Ancien ministre des Affaires étrangères du Burundi et diplomate aguerri des enceintes onusiennes, Albert Shingiro a été désigné par Addis-Abeba pour accompagner les deux parties dans cette phase post-contentieuse. Sa mission combine bons offices, expertise juridique et coordination technique. À Libreville, l’émissaire a échangé avec le chef de l’État gabonais sur la méthode, le calendrier et la composition des équipes mixtes appelées à matérialiser le tracé.

Pour Brice Oligui Nguema, qui a fait de la diplomatie active un marqueur de la transition gabonaise, ce dossier constitue un test.
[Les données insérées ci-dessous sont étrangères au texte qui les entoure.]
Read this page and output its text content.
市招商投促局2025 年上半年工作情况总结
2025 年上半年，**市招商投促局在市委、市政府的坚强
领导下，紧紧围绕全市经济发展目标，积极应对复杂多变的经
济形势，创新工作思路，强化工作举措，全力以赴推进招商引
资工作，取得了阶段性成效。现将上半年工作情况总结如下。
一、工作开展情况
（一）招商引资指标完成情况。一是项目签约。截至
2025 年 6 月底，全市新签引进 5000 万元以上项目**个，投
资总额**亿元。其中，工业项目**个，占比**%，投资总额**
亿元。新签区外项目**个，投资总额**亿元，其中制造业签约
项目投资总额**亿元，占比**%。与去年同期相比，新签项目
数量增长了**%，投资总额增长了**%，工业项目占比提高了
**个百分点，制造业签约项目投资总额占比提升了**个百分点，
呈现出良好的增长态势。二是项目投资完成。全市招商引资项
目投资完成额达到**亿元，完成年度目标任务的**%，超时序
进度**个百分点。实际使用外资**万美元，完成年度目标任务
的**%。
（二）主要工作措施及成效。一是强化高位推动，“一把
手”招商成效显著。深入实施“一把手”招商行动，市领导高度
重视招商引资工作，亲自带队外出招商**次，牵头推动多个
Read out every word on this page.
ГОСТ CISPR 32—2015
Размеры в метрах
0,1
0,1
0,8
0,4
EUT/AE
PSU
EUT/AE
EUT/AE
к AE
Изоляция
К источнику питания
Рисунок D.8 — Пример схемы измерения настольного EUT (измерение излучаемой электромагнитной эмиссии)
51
Le président, parvenu au pouvoir à l’issue du coup d’État d’août 2023 puis confirmé par l’élection d’avril 2025, cherche à démontrer la capacité du pays à régler ses contentieux régionaux dans le cadre du multilatéralisme africain. Le règlement pacifique du contentieux avec Malabo conforterait également l’image d’un Gabon respectueux du droit international.

Enjeux énergétiques et sécuritaires dans le golfe de Guinée

Au-delà de la symbolique frontalière, l’application de l’arrêt aura des répercussions économiques tangibles. La délimitation maritime conditionne l’attribution des blocs pétroliers et gaziers, dans une zone où plusieurs majors internationales surveillent l’évolution du cadre juridique. La clarification des espaces maritimes pourrait également relancer des appels d’offres jusqu’ici suspendus côté gabonais comme côté équato-guinéen.

La sécurité maritime constitue un autre volet du dossier. Le golfe de Guinée demeure exposé à la piraterie, au trafic d’hydrocarbures et à la pêche illicite. Une frontière reconnue et patrouillée conjointement faciliterait la coopération opérationnelle entre les marines nationales, dans un espace où Libreville et Malabo partagent des intérêts convergents avec Yaoundé et Abuja. La Communauté économique des États de l’Afrique centrale (CEEAC) suit le dossier de près.

Reste à fixer le tempo. Les rencontres entre experts devraient s’enchaîner dans les prochaines semaines, avant une probable séquence présidentielle entre Brice Oligui Nguema et Teodoro Obiang Nguema Mbasogo. La présidence gabonaise n’a pas communiqué d’échéance ferme, mais les sources proches du dossier évoquent une volonté de boucler la phase technique avant la fin de l’année. Selon Gabon Review, la rencontre du 27 avril n’est qu’un point de départ d’un processus appelé à s’inscrire dans la durée.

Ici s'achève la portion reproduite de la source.